Search code examples
rdplyrrlang

In a named argument to dplyr::funs, can I reference the names of other arguments?


Consider the following:

library(tidyverse)

df <- tibble(x = rnorm(100), y = rnorm(100, 10, 2), z = x * y)

df %>% 
mutate_all(funs(avg = mean(.), dev = sd(.), scaled = (. - mean(.)) / sd(.)))

Is there a way to avoid calling mean and sd twice by referencing the avg and dev columns. What I have in mind is something like

df %>% 
mutate_all(funs(avg = mean(.), dev = sd(.), scaled = (. - avg) / dev))

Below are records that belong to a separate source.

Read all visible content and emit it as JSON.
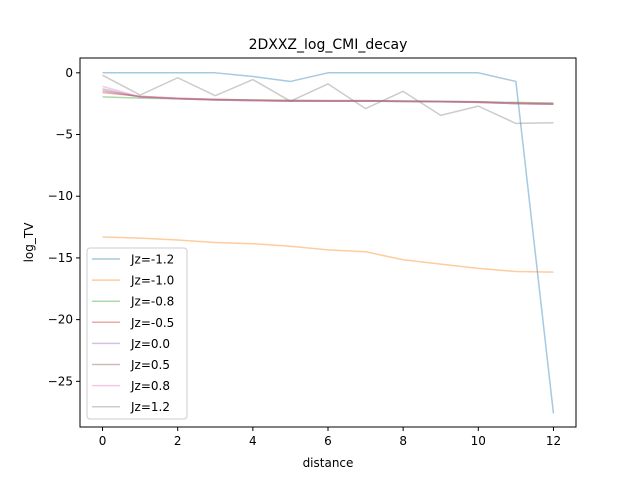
{
  "chart_data": {
    "type": "line",
    "title": "2DXXZ_log_CMI_decay",
    "xlabel": "distance",
    "ylabel": "log_TV",
    "xlim": [
      -0.6,
      12.6
    ],
    "ylim": [
      -28.7,
      1.2
    ],
    "xticks": [
      0,
      2,
      4,
      6,
      8,
      10,
      12
    ],
    "yticks": [
      0,
      -5,
      -10,
      -15,
      -20,
      -25
    ],
    "grid": false,
    "legend_position": "lower-left",
    "line_alpha": 0.4,
    "x": [
      0,
      1,
      2,
      3,
      4,
      5,
      6,
      7,
      8,
      9,
      10,
      11,
      12
    ],
    "series": [
      {
        "name": "Jz=-1.2",
        "color": "#1f77b4",
        "values": [
          0.0,
          0.0,
          0.0,
          0.0,
          -0.3,
          -0.7,
          0.0,
          0.0,
          0.0,
          0.0,
          0.0,
          -0.7,
          -27.6
        ]
      },
      {
        "name": "Jz=-1.0",
        "color": "#ff7f0e",
        "values": [
          -13.3,
          -13.4,
          -13.55,
          -13.75,
          -13.85,
          -14.05,
          -14.35,
          -14.5,
          -15.15,
          -15.5,
          -15.85,
          -16.1,
          -16.15
        ]
      },
      {
        "name": "Jz=-0.8",
        "color": "#2ca02c",
        "values": [
          -1.95,
          -2.05,
          -2.1,
          -2.15,
          -2.2,
          -2.22,
          -2.25,
          -2.25,
          -2.27,
          -2.3,
          -2.35,
          -2.4,
          -2.45
        ]
      },
      {
        "name": "Jz=-0.5",
        "color": "#d62728",
        "values": [
          -1.6,
          -1.9,
          -2.05,
          -2.15,
          -2.2,
          -2.25,
          -2.25,
          -2.25,
          -2.3,
          -2.32,
          -2.35,
          -2.45,
          -2.5
        ]
      },
      {
        "name": "Jz=0.0",
        "color": "#9467bd",
        "values": [
          -1.3,
          -1.95,
          -2.1,
          -2.2,
          -2.25,
          -2.3,
          -2.3,
          -2.3,
          -2.32,
          -2.35,
          -2.4,
          -2.5,
          -2.55
        ]
      },
      {
        "name": "Jz=0.5",
        "color": "#8c564b",
        "values": [
          -1.45,
          -1.95,
          -2.1,
          -2.2,
          -2.25,
          -2.3,
          -2.3,
          -2.3,
          -2.32,
          -2.35,
          -2.4,
          -2.5,
          -2.55
        ]
      },
      {
        "name": "Jz=0.8",
        "color": "#e377c2",
        "values": [
          -1.1,
          -1.95,
          -2.1,
          -2.2,
          -2.25,
          -2.3,
          -2.3,
          -2.3,
          -2.32,
          -2.35,
          -2.4,
          -2.5,
          -2.55
        ]
      },
      {
        "name": "Jz=1.2",
        "color": "#7f7f7f",
        "values": [
          -0.2,
          -1.8,
          -0.4,
          -1.85,
          -0.55,
          -2.3,
          -0.9,
          -2.9,
          -1.5,
          -3.45,
          -2.7,
          -4.1,
          -4.05
        ]
      }
    ]
  }
}
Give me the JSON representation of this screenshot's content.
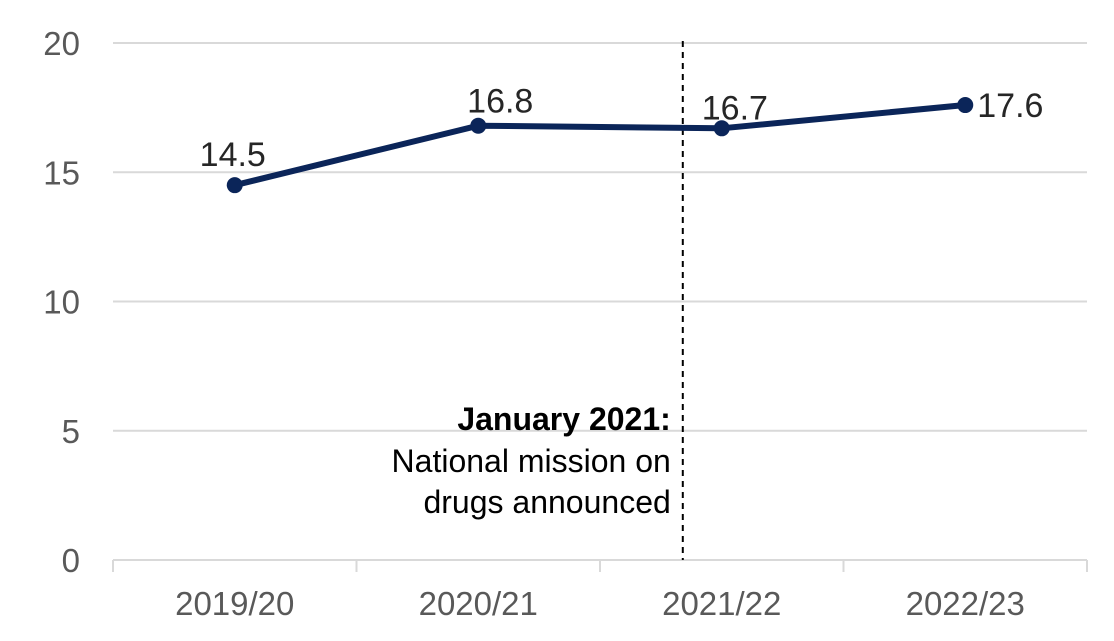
{
  "chart_data": {
    "type": "line",
    "title": "",
    "xlabel": "",
    "ylabel": "",
    "categories": [
      "2019/20",
      "2020/21",
      "2021/22",
      "2022/23"
    ],
    "series": [
      {
        "values": [
          14.5,
          16.8,
          16.7,
          17.6
        ],
        "color": "#0b2559"
      }
    ],
    "data_labels": [
      "14.5",
      "16.8",
      "16.7",
      "17.6"
    ],
    "ylim": [
      0,
      20
    ],
    "y_ticks": [
      0,
      5,
      10,
      15,
      20
    ],
    "grid": "horizontal",
    "legend": "none",
    "annotation": {
      "position_category_index": 1.84,
      "line_style": "dashed",
      "title": "January 2021:",
      "lines": [
        "National mission on",
        "drugs announced"
      ]
    }
  }
}
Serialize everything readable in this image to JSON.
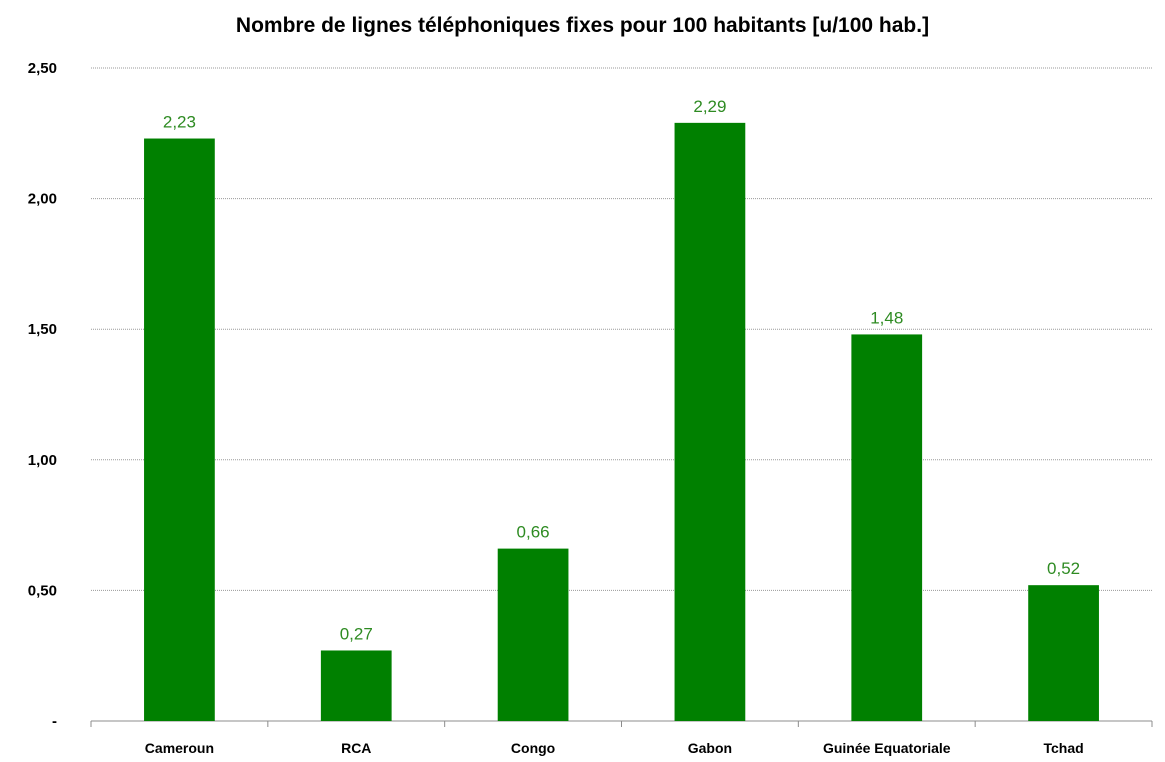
{
  "chart_data": {
    "type": "bar",
    "title": "Nombre de lignes téléphoniques fixes pour 100 habitants [u/100 hab.]",
    "categories": [
      "Cameroun",
      "RCA",
      "Congo",
      "Gabon",
      "Guinée Equatoriale",
      "Tchad"
    ],
    "values": [
      2.23,
      0.27,
      0.66,
      2.29,
      1.48,
      0.52
    ],
    "value_labels": [
      "2,23",
      "0,27",
      "0,66",
      "2,29",
      "1,48",
      "0,52"
    ],
    "xlabel": "",
    "ylabel": "",
    "ylim": [
      0,
      2.5
    ],
    "yticks": [
      0,
      0.5,
      1.0,
      1.5,
      2.0,
      2.5
    ],
    "ytick_labels": [
      "-",
      "0,50",
      "1,00",
      "1,50",
      "2,00",
      "2,50"
    ],
    "grid": true,
    "legend": "none",
    "colors": {
      "bar": "#008000",
      "data_label": "#2e8b22"
    }
  }
}
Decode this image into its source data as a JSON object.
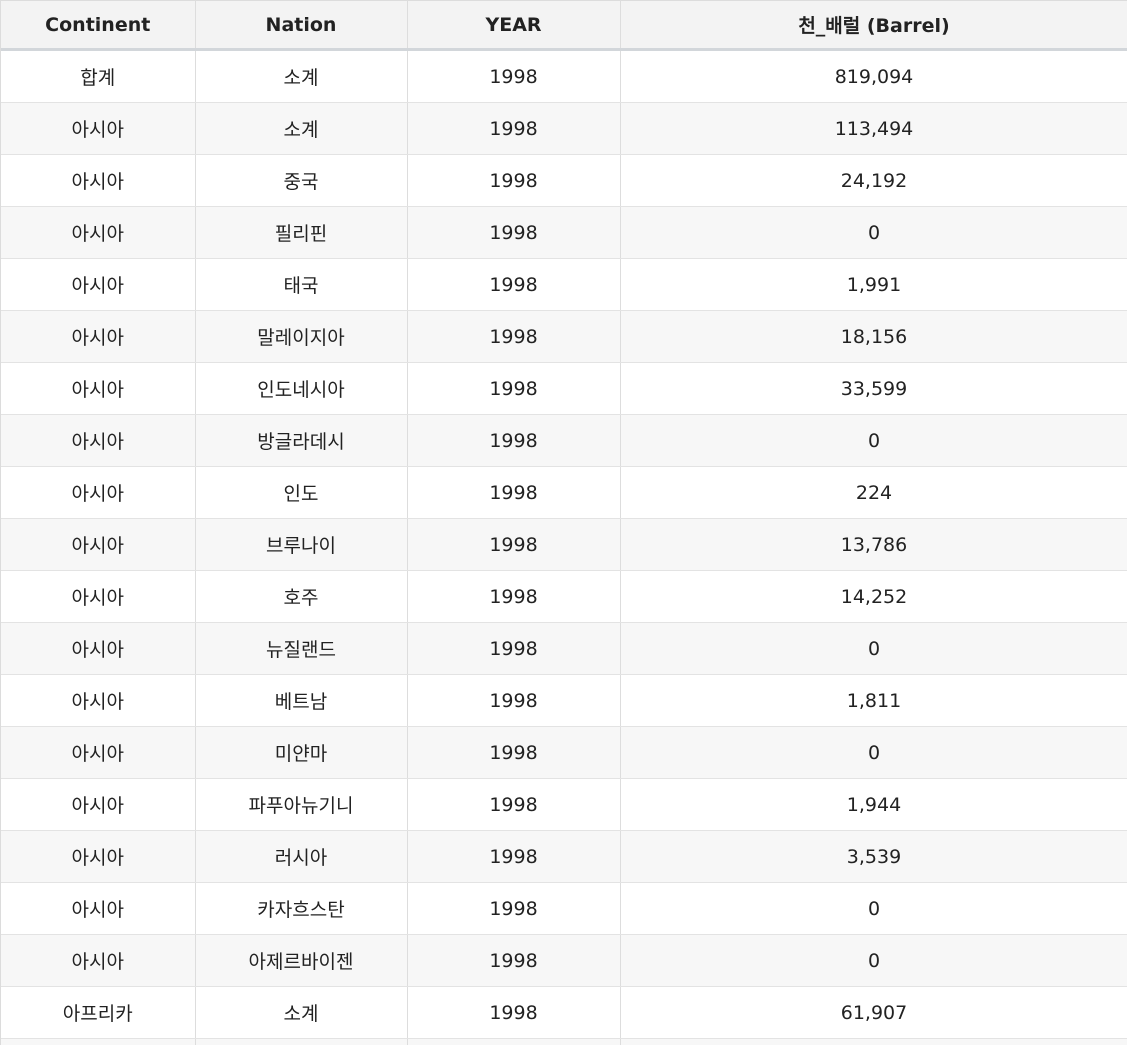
{
  "table": {
    "columns": [
      "Continent",
      "Nation",
      "YEAR",
      "천_배럴 (Barrel)"
    ],
    "rows": [
      [
        "합계",
        "소계",
        "1998",
        "819,094"
      ],
      [
        "아시아",
        "소계",
        "1998",
        "113,494"
      ],
      [
        "아시아",
        "중국",
        "1998",
        "24,192"
      ],
      [
        "아시아",
        "필리핀",
        "1998",
        "0"
      ],
      [
        "아시아",
        "태국",
        "1998",
        "1,991"
      ],
      [
        "아시아",
        "말레이지아",
        "1998",
        "18,156"
      ],
      [
        "아시아",
        "인도네시아",
        "1998",
        "33,599"
      ],
      [
        "아시아",
        "방글라데시",
        "1998",
        "0"
      ],
      [
        "아시아",
        "인도",
        "1998",
        "224"
      ],
      [
        "아시아",
        "브루나이",
        "1998",
        "13,786"
      ],
      [
        "아시아",
        "호주",
        "1998",
        "14,252"
      ],
      [
        "아시아",
        "뉴질랜드",
        "1998",
        "0"
      ],
      [
        "아시아",
        "베트남",
        "1998",
        "1,811"
      ],
      [
        "아시아",
        "미얀마",
        "1998",
        "0"
      ],
      [
        "아시아",
        "파푸아뉴기니",
        "1998",
        "1,944"
      ],
      [
        "아시아",
        "러시아",
        "1998",
        "3,539"
      ],
      [
        "아시아",
        "카자흐스탄",
        "1998",
        "0"
      ],
      [
        "아시아",
        "아제르바이젠",
        "1998",
        "0"
      ],
      [
        "아프리카",
        "소계",
        "1998",
        "61,907"
      ]
    ]
  }
}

Clearly this won't work because there aren't columns avg and dev, but x_avg, x_dev, y_avg, y_dev, etc.

Is there a good way, within funs to use the rlang tools to create those column references programmatically, so that I can refer to columns created by the previous named arguments to funs (when . is x, I would reference x_mean and x_dev for calculating x_scaled, and so forth)?


Solution

  • This seems a little convoluted, but it works:

    scaled <- function(col_name, x, y) {
      col_name <- deparse(substitute(col_name))
      avg <- eval.parent(as.symbol(paste0(col_name, x)))
      dev <- eval.parent(as.symbol(paste0(col_name, y)))
      (eval.parent(as.symbol(col_name)) - avg) / dev
    }
    
    df %>%
      mutate_all(funs(avg = mean(.), dev = sd(.), scaled = scaled(., "_avg", "_dev")))